Step 2: Plan your blends. Before I started a “pouch sesh,” I would list out all the blends that I wanted to make. I actually took a lot of inspiration from the pre-packaged blends sold in stores, as I know those typically have to pass taste tests before hitting the shelves. Some of my best combos were:
- Green beans, greek yogurt and pear
- Cherries, corn and greek yogurt
- Mango, carrot and quinoa
- Lentils, squash and apricot
- Peas, apple and millet
- Quinoa and apple
- Barley, blueberry and apple
Step 3: Stock up. Anytime I have the option to opt for organic produce for Cameron, I go for it. For pouching (yes, I made that up), and pureeing in general, Whole Foods has a great selection of frozen fruit and vegetables that are also organic (and actually cheaper than other stores). As you’ll see in step 4, frozen is awesome because the less prep work, the better.
Step 4: Puree. Now that you’ve got all your materials, it’s go time! I would typically start by cooking batches of the frozen food (usually as many as I could steam at a time on the stove), then puree each in it’s own bowl (I used a hand blender, and just rinsed it between each food). This process can take a while if you’re making a lot, so sometimes I would puree everything, store it in individual bowls in the fridge, then save the pouching for the following evening.
Step 5: Pouch!
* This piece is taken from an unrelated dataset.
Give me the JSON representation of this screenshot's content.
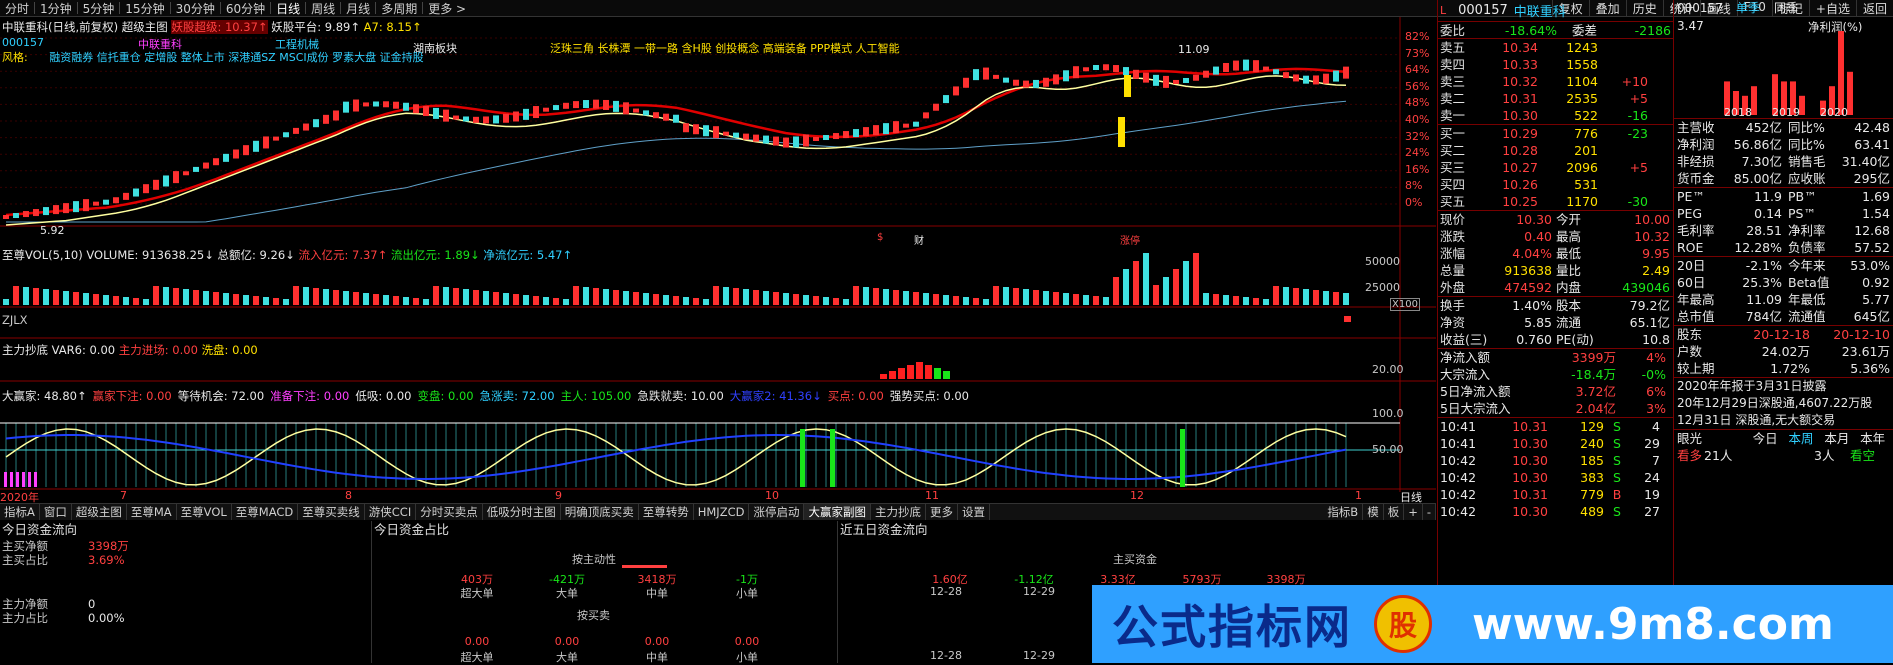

Depending on which tool you decide to use to do your pouching, you can either layer your purees on top of each other, or blend them all together (I chose to layer, because it made the pouches prettier — I deserved that). Word to the wise, don’t force the food into the pouch! It’s not pretty when it explodes back in your face…and your hair…and the white blouse you decided to wear without thinking it through.
Step 6: Store. My favorite part about the pouches is their freezability (yea, I made that up too). Over the course of about two nights, I would try to knock out about 40 pouches to freeze. Then I would pull a couple out the night before to thaw in the fridge, and they’d be ready for the following day. I packed them in Cameron’s daycare bags, we used them while traveling, took them to Disneyland, and they were great for babysitters. Plus, you can get these awesome spoons that attach to the end, that way you can just feed directly from the pouch!